Although what Pat says, sounds more appropriate theoretically, but I have to side with Dave here, for he says the brutal truth.
TDD can be a great practice when you are, may be, building your own small-mini-side project at home.
But when you work for an enterprise, you cannot practically do 100% TDD for any real business deliverables.
You should write tests to test a piece of logic, both positive & negative, if it makes sense to your business purpose.
With so many frameworks around these days, there is so much boiler-plate code, that it does not make any sense to follow a true TDD approach.
Also, in enterprise level apps, more often than not, there is no need to test all 100% plausible and implausible scenarios. Mostly, you know there are N number of known scenarios you can write tests for those, both positive as well as well negative, and then encompass all of the rest inconsequential scenarios in 1 single bucket of failure or the bucket of "do not care".

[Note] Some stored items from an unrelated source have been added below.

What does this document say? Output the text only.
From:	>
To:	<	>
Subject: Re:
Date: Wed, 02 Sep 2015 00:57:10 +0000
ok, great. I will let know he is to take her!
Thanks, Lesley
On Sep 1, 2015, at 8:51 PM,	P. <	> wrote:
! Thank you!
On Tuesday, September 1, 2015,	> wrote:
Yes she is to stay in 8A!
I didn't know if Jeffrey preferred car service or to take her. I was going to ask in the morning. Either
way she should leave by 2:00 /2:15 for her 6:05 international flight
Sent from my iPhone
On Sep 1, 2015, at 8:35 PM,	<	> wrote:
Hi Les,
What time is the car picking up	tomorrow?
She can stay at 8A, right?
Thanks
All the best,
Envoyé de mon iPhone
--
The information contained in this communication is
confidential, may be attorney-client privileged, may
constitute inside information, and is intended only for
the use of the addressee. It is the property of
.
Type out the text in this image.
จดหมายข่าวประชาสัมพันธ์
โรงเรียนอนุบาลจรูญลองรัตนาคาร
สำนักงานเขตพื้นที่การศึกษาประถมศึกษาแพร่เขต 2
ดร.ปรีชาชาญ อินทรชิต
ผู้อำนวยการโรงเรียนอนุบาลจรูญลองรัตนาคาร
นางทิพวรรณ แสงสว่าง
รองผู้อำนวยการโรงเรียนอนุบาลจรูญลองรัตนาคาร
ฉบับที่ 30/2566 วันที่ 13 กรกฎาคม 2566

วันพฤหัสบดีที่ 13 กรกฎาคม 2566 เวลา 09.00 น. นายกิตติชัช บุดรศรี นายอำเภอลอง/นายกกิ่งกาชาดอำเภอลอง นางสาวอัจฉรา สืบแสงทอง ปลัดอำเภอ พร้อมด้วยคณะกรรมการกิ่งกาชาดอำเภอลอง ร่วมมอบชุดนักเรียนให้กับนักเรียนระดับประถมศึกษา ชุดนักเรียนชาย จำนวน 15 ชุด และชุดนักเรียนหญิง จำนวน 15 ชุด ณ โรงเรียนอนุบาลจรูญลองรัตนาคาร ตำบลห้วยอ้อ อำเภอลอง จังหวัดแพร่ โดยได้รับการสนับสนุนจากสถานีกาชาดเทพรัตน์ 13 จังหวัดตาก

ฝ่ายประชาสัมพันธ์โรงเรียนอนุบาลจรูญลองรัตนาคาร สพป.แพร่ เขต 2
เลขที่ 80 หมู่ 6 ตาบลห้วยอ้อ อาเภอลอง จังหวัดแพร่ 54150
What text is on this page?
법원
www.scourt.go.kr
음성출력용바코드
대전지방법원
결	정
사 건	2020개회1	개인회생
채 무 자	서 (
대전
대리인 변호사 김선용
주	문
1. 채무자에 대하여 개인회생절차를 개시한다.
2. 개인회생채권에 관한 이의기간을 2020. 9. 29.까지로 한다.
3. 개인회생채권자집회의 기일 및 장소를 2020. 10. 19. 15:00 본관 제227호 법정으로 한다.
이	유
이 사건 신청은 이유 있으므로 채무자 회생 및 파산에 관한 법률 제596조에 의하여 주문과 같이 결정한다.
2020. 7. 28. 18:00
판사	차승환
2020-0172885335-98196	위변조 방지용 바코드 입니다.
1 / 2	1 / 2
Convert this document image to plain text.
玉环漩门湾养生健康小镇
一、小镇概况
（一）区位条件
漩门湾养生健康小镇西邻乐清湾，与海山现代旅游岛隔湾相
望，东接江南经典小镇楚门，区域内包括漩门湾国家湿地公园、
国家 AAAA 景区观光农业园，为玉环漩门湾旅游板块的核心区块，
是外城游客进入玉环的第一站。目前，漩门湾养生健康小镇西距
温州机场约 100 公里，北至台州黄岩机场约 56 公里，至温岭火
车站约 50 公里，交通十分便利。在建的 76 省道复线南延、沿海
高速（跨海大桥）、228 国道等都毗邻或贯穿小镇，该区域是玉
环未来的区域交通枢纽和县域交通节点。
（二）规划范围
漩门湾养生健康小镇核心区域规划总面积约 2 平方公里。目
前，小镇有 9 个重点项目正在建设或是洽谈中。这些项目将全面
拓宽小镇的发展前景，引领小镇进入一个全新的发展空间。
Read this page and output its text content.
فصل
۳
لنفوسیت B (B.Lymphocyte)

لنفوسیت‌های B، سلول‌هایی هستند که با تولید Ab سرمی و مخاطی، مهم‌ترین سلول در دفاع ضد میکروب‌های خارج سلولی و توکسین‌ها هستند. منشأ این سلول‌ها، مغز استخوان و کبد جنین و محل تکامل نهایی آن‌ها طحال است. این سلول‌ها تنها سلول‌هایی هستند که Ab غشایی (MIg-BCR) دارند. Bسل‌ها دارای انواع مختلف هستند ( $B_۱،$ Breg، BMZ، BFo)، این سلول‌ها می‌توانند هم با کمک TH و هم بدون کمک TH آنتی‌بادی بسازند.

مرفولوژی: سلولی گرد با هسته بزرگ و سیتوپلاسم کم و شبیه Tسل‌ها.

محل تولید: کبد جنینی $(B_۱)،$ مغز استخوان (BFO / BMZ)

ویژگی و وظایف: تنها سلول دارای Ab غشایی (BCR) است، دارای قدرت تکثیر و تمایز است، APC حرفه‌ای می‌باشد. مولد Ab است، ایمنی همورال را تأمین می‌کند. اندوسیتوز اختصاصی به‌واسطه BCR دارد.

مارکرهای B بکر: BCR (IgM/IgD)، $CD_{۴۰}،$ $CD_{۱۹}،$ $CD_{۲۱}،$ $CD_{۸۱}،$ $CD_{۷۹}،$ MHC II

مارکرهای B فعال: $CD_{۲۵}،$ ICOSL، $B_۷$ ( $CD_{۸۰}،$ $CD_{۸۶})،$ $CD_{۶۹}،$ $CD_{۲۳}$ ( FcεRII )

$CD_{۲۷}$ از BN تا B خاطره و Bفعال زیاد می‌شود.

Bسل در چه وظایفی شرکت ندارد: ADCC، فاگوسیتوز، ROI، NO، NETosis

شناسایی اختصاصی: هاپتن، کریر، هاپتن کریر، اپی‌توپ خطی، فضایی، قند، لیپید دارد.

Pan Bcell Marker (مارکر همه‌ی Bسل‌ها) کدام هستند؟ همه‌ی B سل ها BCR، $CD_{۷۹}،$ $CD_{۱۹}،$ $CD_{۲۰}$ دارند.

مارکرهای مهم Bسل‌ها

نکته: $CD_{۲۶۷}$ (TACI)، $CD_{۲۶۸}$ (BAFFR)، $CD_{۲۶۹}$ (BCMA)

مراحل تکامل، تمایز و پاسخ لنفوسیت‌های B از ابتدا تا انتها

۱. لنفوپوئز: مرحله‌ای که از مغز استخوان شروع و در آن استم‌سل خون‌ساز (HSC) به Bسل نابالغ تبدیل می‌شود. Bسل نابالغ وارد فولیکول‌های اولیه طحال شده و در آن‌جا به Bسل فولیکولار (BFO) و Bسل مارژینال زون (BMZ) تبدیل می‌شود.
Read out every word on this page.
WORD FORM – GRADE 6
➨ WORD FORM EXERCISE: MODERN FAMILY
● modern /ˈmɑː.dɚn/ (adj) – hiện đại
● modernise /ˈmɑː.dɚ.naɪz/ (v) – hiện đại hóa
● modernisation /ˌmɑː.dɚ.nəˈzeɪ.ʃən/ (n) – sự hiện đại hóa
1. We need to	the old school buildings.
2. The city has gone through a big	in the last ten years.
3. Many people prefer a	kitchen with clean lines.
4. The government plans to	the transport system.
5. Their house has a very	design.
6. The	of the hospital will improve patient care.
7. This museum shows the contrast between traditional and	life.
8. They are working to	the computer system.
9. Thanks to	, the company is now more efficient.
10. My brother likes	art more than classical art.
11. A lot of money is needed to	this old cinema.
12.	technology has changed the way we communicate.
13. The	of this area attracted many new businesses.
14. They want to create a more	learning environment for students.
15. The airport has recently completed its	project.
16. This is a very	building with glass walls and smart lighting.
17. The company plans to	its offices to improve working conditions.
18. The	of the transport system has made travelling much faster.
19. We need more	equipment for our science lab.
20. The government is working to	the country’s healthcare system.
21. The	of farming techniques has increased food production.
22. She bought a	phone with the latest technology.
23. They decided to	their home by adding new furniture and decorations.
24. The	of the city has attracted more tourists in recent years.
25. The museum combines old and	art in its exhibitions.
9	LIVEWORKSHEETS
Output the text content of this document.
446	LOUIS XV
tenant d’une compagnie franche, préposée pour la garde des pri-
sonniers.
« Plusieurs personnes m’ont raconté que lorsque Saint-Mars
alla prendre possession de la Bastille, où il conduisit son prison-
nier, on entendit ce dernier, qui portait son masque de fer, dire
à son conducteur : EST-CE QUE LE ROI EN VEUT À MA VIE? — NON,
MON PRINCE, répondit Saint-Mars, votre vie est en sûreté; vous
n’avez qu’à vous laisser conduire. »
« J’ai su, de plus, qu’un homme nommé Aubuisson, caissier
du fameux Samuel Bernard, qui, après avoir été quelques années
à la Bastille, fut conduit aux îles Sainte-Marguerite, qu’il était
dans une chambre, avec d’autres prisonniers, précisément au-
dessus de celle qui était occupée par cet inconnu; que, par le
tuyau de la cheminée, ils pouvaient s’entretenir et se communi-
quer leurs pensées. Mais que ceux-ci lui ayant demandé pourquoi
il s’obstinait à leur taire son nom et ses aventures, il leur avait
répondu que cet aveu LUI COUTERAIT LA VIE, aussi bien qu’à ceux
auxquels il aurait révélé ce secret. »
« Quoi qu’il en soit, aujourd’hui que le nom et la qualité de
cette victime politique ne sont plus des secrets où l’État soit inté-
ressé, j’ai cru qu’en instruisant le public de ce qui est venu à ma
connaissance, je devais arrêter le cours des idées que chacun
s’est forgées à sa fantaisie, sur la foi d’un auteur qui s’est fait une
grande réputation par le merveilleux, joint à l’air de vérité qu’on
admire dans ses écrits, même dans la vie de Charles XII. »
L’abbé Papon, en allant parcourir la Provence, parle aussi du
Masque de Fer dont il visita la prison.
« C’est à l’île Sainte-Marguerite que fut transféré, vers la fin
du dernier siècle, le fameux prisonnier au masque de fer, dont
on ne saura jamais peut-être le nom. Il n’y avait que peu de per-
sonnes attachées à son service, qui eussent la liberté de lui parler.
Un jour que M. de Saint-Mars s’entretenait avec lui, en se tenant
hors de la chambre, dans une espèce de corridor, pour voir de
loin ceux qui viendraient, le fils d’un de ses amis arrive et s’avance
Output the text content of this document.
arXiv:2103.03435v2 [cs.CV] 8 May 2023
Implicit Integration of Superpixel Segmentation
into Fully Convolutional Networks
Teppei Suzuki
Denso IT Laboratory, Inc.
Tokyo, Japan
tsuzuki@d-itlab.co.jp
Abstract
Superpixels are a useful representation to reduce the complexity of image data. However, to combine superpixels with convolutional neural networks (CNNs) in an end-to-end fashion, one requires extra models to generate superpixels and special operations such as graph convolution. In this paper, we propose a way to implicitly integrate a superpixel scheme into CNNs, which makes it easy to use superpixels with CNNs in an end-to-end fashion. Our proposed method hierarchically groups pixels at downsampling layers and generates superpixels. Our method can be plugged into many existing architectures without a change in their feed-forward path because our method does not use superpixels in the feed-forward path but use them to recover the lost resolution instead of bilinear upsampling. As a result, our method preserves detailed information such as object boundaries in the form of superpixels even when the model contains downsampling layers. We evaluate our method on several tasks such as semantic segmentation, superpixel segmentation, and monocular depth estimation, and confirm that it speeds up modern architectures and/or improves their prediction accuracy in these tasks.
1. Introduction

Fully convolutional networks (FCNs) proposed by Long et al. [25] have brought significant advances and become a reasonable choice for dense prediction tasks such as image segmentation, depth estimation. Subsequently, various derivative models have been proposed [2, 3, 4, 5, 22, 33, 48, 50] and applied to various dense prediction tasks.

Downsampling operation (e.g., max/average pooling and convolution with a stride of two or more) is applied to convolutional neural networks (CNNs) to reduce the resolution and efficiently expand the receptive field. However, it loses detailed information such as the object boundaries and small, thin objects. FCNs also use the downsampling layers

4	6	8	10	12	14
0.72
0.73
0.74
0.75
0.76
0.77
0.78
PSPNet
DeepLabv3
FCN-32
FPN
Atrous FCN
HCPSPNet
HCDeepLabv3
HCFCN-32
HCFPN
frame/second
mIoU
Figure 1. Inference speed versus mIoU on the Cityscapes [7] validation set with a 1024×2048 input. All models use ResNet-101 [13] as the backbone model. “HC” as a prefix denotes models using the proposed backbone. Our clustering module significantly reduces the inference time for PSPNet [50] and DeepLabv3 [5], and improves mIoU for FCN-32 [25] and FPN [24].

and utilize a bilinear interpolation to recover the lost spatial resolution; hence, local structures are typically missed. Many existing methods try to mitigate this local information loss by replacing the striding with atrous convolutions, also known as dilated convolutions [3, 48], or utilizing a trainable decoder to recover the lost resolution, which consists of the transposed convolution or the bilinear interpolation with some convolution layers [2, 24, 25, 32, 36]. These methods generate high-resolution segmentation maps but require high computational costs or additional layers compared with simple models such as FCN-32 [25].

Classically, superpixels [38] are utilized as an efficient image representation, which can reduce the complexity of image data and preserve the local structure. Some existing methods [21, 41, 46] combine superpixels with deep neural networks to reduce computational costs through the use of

With so much debate going on about true-blooded TDD and all, but what I feel is that it is more important to understand the business value of what we are doing, and use our practical experience to apply the correct logic in solving that problem.

There is no point in solving a non-problem which nobody cares & keep on writing innumerable test cases. I mean, practically speaking, u cant possibly think of ALL the different scenarios for a given situation. Even if someone does, I am sure someone else can come up with one more. So, let us not go down the rabbit hole.
Rather put our energy in identifying what matters to the business and solve that, then move on to the next problem.